Beset by long-standing manufacturing problems, tightening global credit markets and negative publicity from some technical glitches with its so-called very light jets, the Albuquerque, N.M., company earlier this month temporarily failed to pay its 1,100 employees.

Eclipse builds six-seat aircraft aimed at private pilots, as well as what the company hoped would become a viable industry of air-taxi operators.

As part of the Chapter 11 proceeding in U.S. Bankruptcy Court in Delaware, Europe’s ETIRC Aviation, which holds nearly 65 percent of the closely held company’s shares, indicated it plans to continue manufacturing operations as it moves to acquire Eclipse’s assets.

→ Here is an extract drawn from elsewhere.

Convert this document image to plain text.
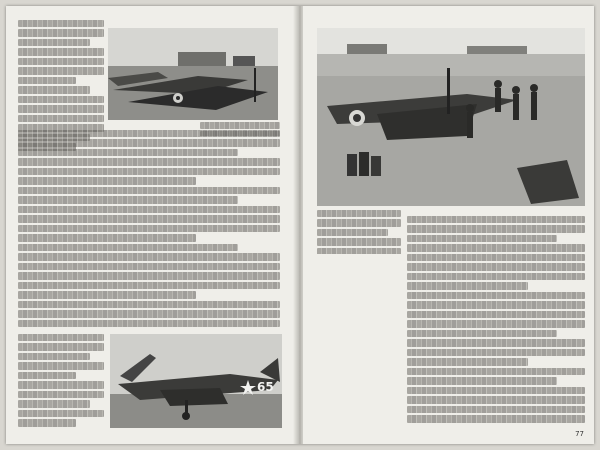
65
77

ETIRC also is expected to be part of a group of existing shareholders and note holders planning to provide interim financing.

Other makers of small airplanes also have suffered from a softening market. Textron’s Cessna Aircraft and Hawker Beechcraft previously announced hundreds of layoffs, as they race to cope with the downturn.

On Tuesday, a spokesman for Teledyne Technologies, a major supplier of piston-powered engines for small private planes, said about 15 percent of the 700-person work force at its engine-making unit has been laid off in the past two months.

The unit also closed for all of this holiday-shortened week as a cost-saving move, according to the spokesman. Teledyne started seeing a significant order decline in October.

Some industry officials speculated for months that Eclipse’s ambitious production plans and subsequent delays had drained its cash reserves, even as the company scrambled to line up new financing by looking to European and Russian investors. Through it all, Eclipse said it maintained a hefty order backlog of some 2,000 planes and was pushing to ramp up sales in Europe.

But earlier this year, newly installed Chief Executive Roel Pieper indicated the goal was to become cash-flow positive by next spring while producing significantly fewer planes per month than initially planned.

In July, Pieper succeeded Vern Raburn, the charismatic former software executive who founded Eclipse and led the way with innovative aircraft design and manufacturing systems. But Raburn stumbled with his plans to build a powerful six-seat personal jet featuring advanced computers designed to take much of the work out of flying.